Detail: For each object JEVEUX « summary », we print: its name, its « sum » (SOMMIou SOMMR) its LONMAX, its LONUTI, its TYPE (R/C/I/K8/…), a return_code IRET (if iret /=/= 0, the object JEVEUXest in a doubtful state) as well as a number IGNORE which counts the « ignored » values « in the sum (SOMMIou SOMMR). The ignored values are “Nan” or invalid values (to sum up) : R8 MAEM (), R8 VIDE (), ISMAEM (), (),…

routine Solud.f90

The impressions of the Resoud.f90 routine are:

&&RESOUD 2ND MEMBER | &&MESTAT.2NDMBR_ASS.VALE | LONMAX=... | SOMMR= -0.20000000000E+06

&&RESOLVE STRING | &&ASCAVC.VCI.VCI .VALUE | LONGMAX=... | SUMM= 0.00000000000E+00

&&RESOLVE MATR.VALM | &&MESTAT_MATR_ASSEM.VALM | LONMAX=... | SUMM= 0.13926619473E+13

&&RESOLVE MATR.VALF | &&MESTAT_MATR_ASSEM.VALF | LONMAX=... | SUMM= 0.12301036782E+13

&&RESOLVE MATR.CONL | &&MESTAT_MATR_ASSEM.CONL | LONMAX=... | SUMM= 0.55076923235E+12

&&RESOLVE SOLU | &&MERESO_SOLUTION.VALE | LONMAX=... | SUMM= -0.37488024534E+06

Line 1: second member of the linear system

Line 2: values of the imposed degrees of freedom eliminated (char_cine)
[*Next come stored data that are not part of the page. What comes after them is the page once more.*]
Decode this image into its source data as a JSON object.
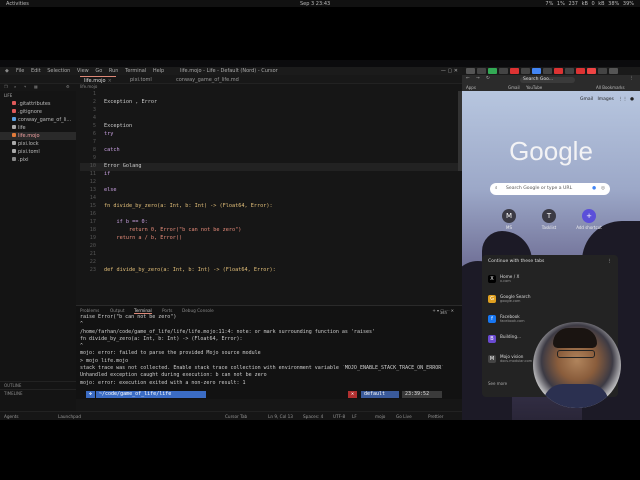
{
  "os_bar": {
    "activities": "Activities",
    "clock": "Sep 3 23:43",
    "status": "7%  1%  237 kB  0 kB  38%  39%"
  },
  "editor": {
    "title": "life.mojo - Life - Default (Nord) - Cursor",
    "menu": [
      "File",
      "Edit",
      "Selection",
      "View",
      "Go",
      "Run",
      "Terminal",
      "Help"
    ],
    "tabs": [
      {
        "label": "life.mojo",
        "active": true
      },
      {
        "label": "pixi.toml",
        "active": false
      },
      {
        "label": "conway_game_of_life.md",
        "active": false
      }
    ],
    "breadcrumb": "life.mojo",
    "explorer_header": "LIFE",
    "files": [
      {
        "name": ".gitattributes",
        "color": "#e05a5a",
        "selected": false
      },
      {
        "name": ".gitignore",
        "color": "#e05a5a",
        "selected": false
      },
      {
        "name": "conway_game_of_li...",
        "color": "#5aa0e0",
        "selected": false
      },
      {
        "name": "life",
        "color": "#aaaaaa",
        "selected": false
      },
      {
        "name": "life.mojo",
        "color": "#e07a3a",
        "selected": true
      },
      {
        "name": "pixi.lock",
        "color": "#aaaaaa",
        "selected": false
      },
      {
        "name": "pixi.toml",
        "color": "#aaaaaa",
        "selected": false
      },
      {
        "name": ".pixi",
        "color": "#888888",
        "selected": false
      }
    ],
    "outline": "OUTLINE",
    "timeline": "TIMELINE",
    "agents": "Agents"
  },
  "code_lines": [
    {
      "n": "1",
      "text": ""
    },
    {
      "n": "2",
      "text": "Exception , Error"
    },
    {
      "n": "3",
      "text": ""
    },
    {
      "n": "4",
      "text": ""
    },
    {
      "n": "5",
      "text": "Exception"
    },
    {
      "n": "6",
      "text": "try"
    },
    {
      "n": "7",
      "text": ""
    },
    {
      "n": "8",
      "text": "catch"
    },
    {
      "n": "9",
      "text": ""
    },
    {
      "n": "10",
      "text": "Error Golang"
    },
    {
      "n": "11",
      "text": "if"
    },
    {
      "n": "12",
      "text": ""
    },
    {
      "n": "13",
      "text": "else"
    },
    {
      "n": "14",
      "text": ""
    },
    {
      "n": "15",
      "text": "fn divide_by_zero(a: Int, b: Int) -> (Float64, Error):"
    },
    {
      "n": "16",
      "text": ""
    },
    {
      "n": "17",
      "text": "    if b == 0:"
    },
    {
      "n": "18",
      "text": "        return 0, Error(\"b can not be zero\")"
    },
    {
      "n": "19",
      "text": "    return a / b, Error()"
    },
    {
      "n": "20",
      "text": ""
    },
    {
      "n": "21",
      "text": ""
    },
    {
      "n": "22",
      "text": ""
    },
    {
      "n": "23",
      "text": "def divide_by_zero(a: Int, b: Int) -> (Float64, Error):"
    }
  ],
  "panel": {
    "tabs": [
      "Problems",
      "Output",
      "Terminal",
      "Ports",
      "Debug Console"
    ],
    "active_tab": "Terminal",
    "shell": "zsh",
    "terminal_lines": [
      "    raise Error(\"b can not be zero\")",
      "    ^",
      "/home/farhan/code/game_of_life/life/life.mojo:11:4: note: or mark surrounding function as 'raises'",
      "fn divide_by_zero(a: Int, b: Int) -> (Float64, Error):",
      "   ^",
      "mojo: error: failed to parse the provided Mojo source module",
      "> mojo life.mojo",
      "stack trace was not collected. Enable stack trace collection with environment variable `MOJO_ENABLE_STACK_TRACE_ON_ERROR`",
      "Unhandled exception caught during execution: b can not be zero",
      "mojo: error: execution exited with a non-zero result: 1"
    ],
    "prompt_path": "~/code/game_of_life/life",
    "prompt_env": "default",
    "prompt_time": "23:39:52"
  },
  "statusbar": {
    "launchpad": "Launchpad",
    "cursor_tab": "Cursor Tab",
    "position": "Ln 9, Col 13",
    "spaces": "Spaces: 4",
    "encoding": "UTF-8",
    "eol": "LF",
    "lang": "mojo",
    "golive": "Go Live",
    "prettier": "Prettier"
  },
  "browser": {
    "omnibox": "Search Goo...",
    "bookmarks": [
      "Apps",
      "Gmail",
      "YouTube",
      "All Bookmarks"
    ],
    "links": [
      "Gmail",
      "Images"
    ],
    "logo": "Google",
    "search_placeholder": "Search Google or type a URL",
    "shortcuts": [
      {
        "label": "MS",
        "glyph": "M"
      },
      {
        "label": "Tasklist",
        "glyph": "T"
      },
      {
        "label": "Add shortcut",
        "glyph": "+"
      }
    ],
    "continue_header": "Continue with these tabs",
    "continue_items": [
      {
        "title": "Home / X",
        "sub": "x.com",
        "color": "#000000",
        "glyph": "X"
      },
      {
        "title": "Google Search",
        "sub": "google.com",
        "color": "#e0a020",
        "glyph": "G"
      },
      {
        "title": "Facebook",
        "sub": "facebook.com",
        "color": "#1877f2",
        "glyph": "f"
      },
      {
        "title": "Building...",
        "sub": "",
        "color": "#6a4ad0",
        "glyph": "B"
      },
      {
        "title": "Mojo vision",
        "sub": "docs.modular.com",
        "color": "#444444",
        "glyph": "M"
      }
    ],
    "see_more": "See more"
  }
}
Line 3: values from the initial matrix (before factorization)

Line 4: values of the factored matrix

Line 5: value of the conditioning coefficient of Les Lagranges (dualized imposed ddls)

Line 6: solution values

If line 1 differs, the problem is caused by manufacturing the second member of the system.

If the only line 4 differs, this indicates a factorization problem (routine Preres.f90)

If the only line 6 differs, the problem comes from the resolution (routine Resoud.f90).